Comment 24 Mark Phippard CLA 2008-05-07 10:59:32 EDT
I have made a fix to the resource rule scheduling during PSF import in Subclipse that should fix this.  Basically the scope of the locking for 3.4 has changed from workspace to project (which was something we originally requested too).  In current code we just lock the first project (which was OK in 3.2/3.3 because this locked the workspace.  Now I am using MultiRule.combine() which I did not even know existed until now, so that all the projects being imported are locked.  This seems to work fine in 3.3 and should also fix it for 3.4.
Comment 25 Tom Morris CLA 2008-05-07 12:33:34 EDT
Cool.  So this will appear in M7?  Or Subclipse v?.?  Or ...? 
Comment 26 Szymon Brandys CLA 2008-05-07 12:40:49 EDT
(In reply to comment #24)
Thanks Mark for the comment and for handling the issue on the Subclipse side.
I hope that you like MultiRule ;-)

The fact that once the scope of modifyRule was changed from project to
workspace was not good. Some could use this bad behavior to lock whole
workspace, like Subclipse did. 

With the fix for this bug we just exposed the problem in Subclipse which should
use MultiRule from the beginning.
Comment 27 Mark Phippard CLA 2008-05-07 13:05:23 EDT
This fix will be in a future Subclipse release.

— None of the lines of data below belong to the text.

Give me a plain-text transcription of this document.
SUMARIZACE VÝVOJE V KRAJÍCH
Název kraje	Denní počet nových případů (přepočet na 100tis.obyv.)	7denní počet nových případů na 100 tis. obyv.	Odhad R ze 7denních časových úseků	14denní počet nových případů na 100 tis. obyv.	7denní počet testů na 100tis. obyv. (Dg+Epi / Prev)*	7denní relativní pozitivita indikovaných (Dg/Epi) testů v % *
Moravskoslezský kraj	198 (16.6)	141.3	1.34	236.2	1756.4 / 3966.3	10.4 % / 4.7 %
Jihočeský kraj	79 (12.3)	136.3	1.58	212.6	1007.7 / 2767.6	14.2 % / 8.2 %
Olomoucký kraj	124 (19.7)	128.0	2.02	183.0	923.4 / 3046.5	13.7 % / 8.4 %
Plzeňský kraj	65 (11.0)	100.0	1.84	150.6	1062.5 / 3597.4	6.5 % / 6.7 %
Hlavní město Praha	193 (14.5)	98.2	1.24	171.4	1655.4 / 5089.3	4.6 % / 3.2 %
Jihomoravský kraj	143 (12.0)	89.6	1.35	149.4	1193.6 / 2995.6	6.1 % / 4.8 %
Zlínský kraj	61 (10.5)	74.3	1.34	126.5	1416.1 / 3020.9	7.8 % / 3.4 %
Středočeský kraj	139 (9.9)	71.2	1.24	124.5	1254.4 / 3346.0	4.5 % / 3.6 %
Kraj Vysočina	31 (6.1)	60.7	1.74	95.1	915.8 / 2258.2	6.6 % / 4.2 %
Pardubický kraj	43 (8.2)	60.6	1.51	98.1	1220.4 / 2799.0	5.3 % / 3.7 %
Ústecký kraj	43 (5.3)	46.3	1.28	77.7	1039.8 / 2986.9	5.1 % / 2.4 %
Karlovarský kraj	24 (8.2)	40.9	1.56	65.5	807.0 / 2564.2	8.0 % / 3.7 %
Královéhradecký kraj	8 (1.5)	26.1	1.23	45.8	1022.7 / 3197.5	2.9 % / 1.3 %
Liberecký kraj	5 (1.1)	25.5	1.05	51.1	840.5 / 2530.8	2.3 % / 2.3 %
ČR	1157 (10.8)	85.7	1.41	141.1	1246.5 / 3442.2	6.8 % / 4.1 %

Szymon, it was Eclipse that changed this in 3.2 to lock the workspace.  If you look at bug 129045 you can see where we complained and was steered towards the current code.
Comment 28 Szymon Brandys CLA 2008-05-08 03:56:41 EDT
(In reply to comment #27)
> This fix will be in a future Subclipse release.
> 
> Szymon, it was Eclipse that changed this in 3.2 to lock the workspace.  If you
> look at bug 129045 you can see where we complained and was steered towards the
> current code.

Yes. I was not clear.
When I wrote "The fact that once the scope of modifyRule was changed from project to workspace was not good.", I meant a change in Eclipse 3.2.